L’omicidio di "Cacciavite" e le bische clandestine Arrestati pisani e livornesi: la verità dopo 19 anni

Operazione "Garuffa" condotta dai carabinieri di Livorno e dalla Guardia di finanza di Pisa: 11 persone finite in manette. Dopo lunghissime indagini è stata sgominata una banda criminale radicata sulla costa dedita all’usura e all’estorsione

di Michela Berti

Era l’alba del 30 giugno 2002 quando la centralissima piazza Mazzini a Livorno fu squarciata da spari di pistola. A pochi passi dall’allora Cantiere navale Fratelli Orlando fu freddato Alfredo Chimenti; livornese di 47 anni, più conosciuto come "Cacciavite". Oggi, dopo quasi vent’anni dall’omicidio, Riccardo Del Vivo, Massimo Antonini e Gionata Lonzi sono stati arrestati per quell’esecuzione. Accurate le indagini dei Carabinieri di Livorno (comandante Massimiliano Sole, tenente colonnello Armando Ago, maggiore Michele Morelli), nell’ambito dell’operazione ’Garuffa’ (circolo al tempo coinvolto nel gioco d’azzardo), condotta con la Guardia di Finanza di Pisa (comandante provinciale colonnello Massimo Benassi), che ha operato attraverso il Nucleo polizia economico-finanziaria guidato dal tenente colonnello Pasquale Sisto, permettendo di sgominare una vera e propria associazione a delinquere per usura e estorsione.

L’omicidio di Cacciavite fece aprire gli occhi su un mondo, quello del gioco d’azzardo, che – dicono gli inquirenti – a Livorno era particolarmente florido. Fu proprio Del Vivo a premere il grilletto della Revolver calibro 38, che gli era stata procurata da Lonzi, e fuggire poi in sella allo scooter guidato da Antonini. Una resa dei conti tra gruppi che gestivano le bische clandestine e Chimenti, che aveva un glorioso passato da calciatore, era diventato un elemento centrale e pericoloso di questa rete malavitosa.

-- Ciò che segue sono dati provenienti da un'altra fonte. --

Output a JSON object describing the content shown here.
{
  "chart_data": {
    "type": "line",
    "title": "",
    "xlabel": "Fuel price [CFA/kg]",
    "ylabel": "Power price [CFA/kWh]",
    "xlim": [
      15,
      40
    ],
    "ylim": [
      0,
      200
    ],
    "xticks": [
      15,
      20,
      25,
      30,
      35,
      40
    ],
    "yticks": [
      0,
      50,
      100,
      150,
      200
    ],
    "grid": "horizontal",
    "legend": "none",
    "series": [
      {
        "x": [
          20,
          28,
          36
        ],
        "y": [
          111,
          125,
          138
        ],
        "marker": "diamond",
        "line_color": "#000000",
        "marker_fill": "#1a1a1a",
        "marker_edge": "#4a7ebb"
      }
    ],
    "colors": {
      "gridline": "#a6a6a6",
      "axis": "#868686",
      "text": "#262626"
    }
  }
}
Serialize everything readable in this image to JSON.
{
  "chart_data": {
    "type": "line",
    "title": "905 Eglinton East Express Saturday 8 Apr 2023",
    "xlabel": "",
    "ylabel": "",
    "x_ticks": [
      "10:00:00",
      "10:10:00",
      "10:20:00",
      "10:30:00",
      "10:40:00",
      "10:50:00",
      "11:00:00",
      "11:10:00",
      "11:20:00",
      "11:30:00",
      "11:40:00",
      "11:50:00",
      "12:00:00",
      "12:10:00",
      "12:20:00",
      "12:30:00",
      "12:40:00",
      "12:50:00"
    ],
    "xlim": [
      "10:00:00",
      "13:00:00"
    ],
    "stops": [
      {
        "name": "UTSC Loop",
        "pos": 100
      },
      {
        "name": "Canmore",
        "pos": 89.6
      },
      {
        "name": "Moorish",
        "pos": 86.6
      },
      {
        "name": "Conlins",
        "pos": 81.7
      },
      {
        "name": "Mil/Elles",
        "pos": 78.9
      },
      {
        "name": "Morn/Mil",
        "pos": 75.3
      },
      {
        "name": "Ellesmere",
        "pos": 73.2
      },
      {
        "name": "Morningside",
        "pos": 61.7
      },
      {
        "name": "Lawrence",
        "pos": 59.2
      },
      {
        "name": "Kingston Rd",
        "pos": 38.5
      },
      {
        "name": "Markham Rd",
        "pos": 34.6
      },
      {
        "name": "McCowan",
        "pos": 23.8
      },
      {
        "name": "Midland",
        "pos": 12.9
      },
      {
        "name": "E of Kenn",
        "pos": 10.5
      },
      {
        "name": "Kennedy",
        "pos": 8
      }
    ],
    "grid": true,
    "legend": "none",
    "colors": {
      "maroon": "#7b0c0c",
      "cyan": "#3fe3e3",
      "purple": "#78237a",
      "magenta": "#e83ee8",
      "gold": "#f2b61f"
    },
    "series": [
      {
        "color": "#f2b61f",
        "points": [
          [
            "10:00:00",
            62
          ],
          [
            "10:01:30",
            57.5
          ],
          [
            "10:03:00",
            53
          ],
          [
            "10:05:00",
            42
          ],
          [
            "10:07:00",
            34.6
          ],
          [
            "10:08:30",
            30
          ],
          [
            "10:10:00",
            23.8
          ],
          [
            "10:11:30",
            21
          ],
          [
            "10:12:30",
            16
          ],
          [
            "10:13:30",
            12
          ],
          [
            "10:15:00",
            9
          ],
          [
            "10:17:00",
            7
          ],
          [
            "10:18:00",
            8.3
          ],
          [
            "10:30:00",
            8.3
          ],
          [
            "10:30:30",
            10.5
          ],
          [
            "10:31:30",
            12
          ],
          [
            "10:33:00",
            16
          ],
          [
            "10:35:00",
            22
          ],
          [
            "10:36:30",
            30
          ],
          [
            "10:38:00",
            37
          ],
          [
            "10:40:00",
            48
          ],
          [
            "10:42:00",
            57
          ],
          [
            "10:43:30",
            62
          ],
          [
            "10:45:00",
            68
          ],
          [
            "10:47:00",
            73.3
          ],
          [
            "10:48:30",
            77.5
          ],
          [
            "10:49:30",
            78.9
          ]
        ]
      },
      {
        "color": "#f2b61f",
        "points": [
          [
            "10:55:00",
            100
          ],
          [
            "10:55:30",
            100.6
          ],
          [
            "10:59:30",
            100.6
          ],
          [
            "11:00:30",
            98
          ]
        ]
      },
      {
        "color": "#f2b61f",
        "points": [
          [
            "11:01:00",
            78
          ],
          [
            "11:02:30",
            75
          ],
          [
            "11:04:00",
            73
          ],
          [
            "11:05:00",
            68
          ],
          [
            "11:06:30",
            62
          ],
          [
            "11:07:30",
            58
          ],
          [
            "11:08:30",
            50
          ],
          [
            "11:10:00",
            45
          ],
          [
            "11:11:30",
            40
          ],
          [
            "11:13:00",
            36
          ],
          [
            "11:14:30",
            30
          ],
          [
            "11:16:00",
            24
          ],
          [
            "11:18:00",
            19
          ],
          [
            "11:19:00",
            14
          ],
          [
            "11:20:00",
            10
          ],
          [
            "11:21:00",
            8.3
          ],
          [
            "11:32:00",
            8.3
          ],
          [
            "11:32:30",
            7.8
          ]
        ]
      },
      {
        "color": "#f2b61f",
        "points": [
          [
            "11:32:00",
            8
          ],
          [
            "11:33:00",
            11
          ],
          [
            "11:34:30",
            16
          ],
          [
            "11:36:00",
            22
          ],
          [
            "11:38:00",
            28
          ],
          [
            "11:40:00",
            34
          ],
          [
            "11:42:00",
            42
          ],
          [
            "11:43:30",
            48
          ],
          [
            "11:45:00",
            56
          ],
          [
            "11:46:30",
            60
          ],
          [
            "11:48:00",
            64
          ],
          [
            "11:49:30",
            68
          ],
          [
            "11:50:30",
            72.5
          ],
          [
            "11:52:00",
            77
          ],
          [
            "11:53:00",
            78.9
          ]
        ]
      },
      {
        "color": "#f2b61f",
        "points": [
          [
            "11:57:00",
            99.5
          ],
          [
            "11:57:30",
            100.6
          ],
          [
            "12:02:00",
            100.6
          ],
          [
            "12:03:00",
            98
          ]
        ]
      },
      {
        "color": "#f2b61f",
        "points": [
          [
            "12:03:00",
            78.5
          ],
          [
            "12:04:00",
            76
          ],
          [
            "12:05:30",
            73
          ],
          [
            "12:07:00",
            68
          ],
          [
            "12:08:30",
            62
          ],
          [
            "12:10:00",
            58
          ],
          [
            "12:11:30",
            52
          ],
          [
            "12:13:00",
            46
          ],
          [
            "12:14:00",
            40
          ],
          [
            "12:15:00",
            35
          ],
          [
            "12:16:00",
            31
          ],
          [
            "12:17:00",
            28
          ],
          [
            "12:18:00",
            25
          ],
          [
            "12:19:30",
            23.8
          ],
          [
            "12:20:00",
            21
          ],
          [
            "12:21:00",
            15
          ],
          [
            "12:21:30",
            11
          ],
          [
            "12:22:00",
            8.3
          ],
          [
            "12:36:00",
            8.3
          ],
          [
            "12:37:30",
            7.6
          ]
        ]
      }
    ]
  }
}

Nell’operazione "Garuffa" sono confluite però le indagini di ’Akuarius 1’ e ’Akuarius 2’. La prima sull’omicidio di Giuseppe Raucci, il 48enne trovato morto il 10 dicembre 2015 a Ginestra Fiorentina, la seconda del 2017 quando, su una nave arrivata nel porto di Livorno, furono trovati 140 chili di cocaina provenienti dalla Colombia. A gestire la compravendita ci sarebbe stata la ‘Ndrangheta: la malavita calabrese avrebbe contato proprio su Del Vivo, 68 anni, pregiudicato livornese, arrestato in carcere. Una rete che gli investigatori, coordinati dalla Procura di Livorno, hanno ricostruito durante le indagini per l’omicidio. La testimonianza di Del Vivo, oggi ai domiciliari perchè collaboratore di giustizia, ha permesso di riunire tutti i tasselli di questo complicata associazione malavitosa della quale facevano parte altri soggetti, arrestati, perchè colpevoli di un numero indeterminato di delitti di usura. Tante persone, almeno quindici quelle che gli inquirenti sono riusciti a scoprire, sono finite nella rete dell’usura, ricattate e minacciate perchè non riuscivano a restituire i soldi ricevuti.

Durante le perquisizioni nelle abitazioni delle persone arrestate, sono stati trovati decine di Rolex, Cartier e 90mila euro in contanti. In carcere Andrea Polinti, livornese 54 anni residente a Cascina, delinquente storico - ricordano gli inquirenti - autore di numerose estorsioni anche con metodi violenti. L’albanese Olsi Beshiri, classe ’79 residente a Calcinaia, che costringeva le vittime dell’usura a consegnare somme di denaro minacciandoli con la pistola. Ai domiciliari con braccialetto elettronico Giuliano Lonzi, livornese del ’49, Bruna Martini livornese del ’53, Valter Giglioli livornese del ’50, Stefano Bendinelli livornese del ’64, Manuela Scroppo residente a Cascina del ’79, Romualdo Monti classe ’65. Deferita in stato di libertà C.L. livornese del ’38.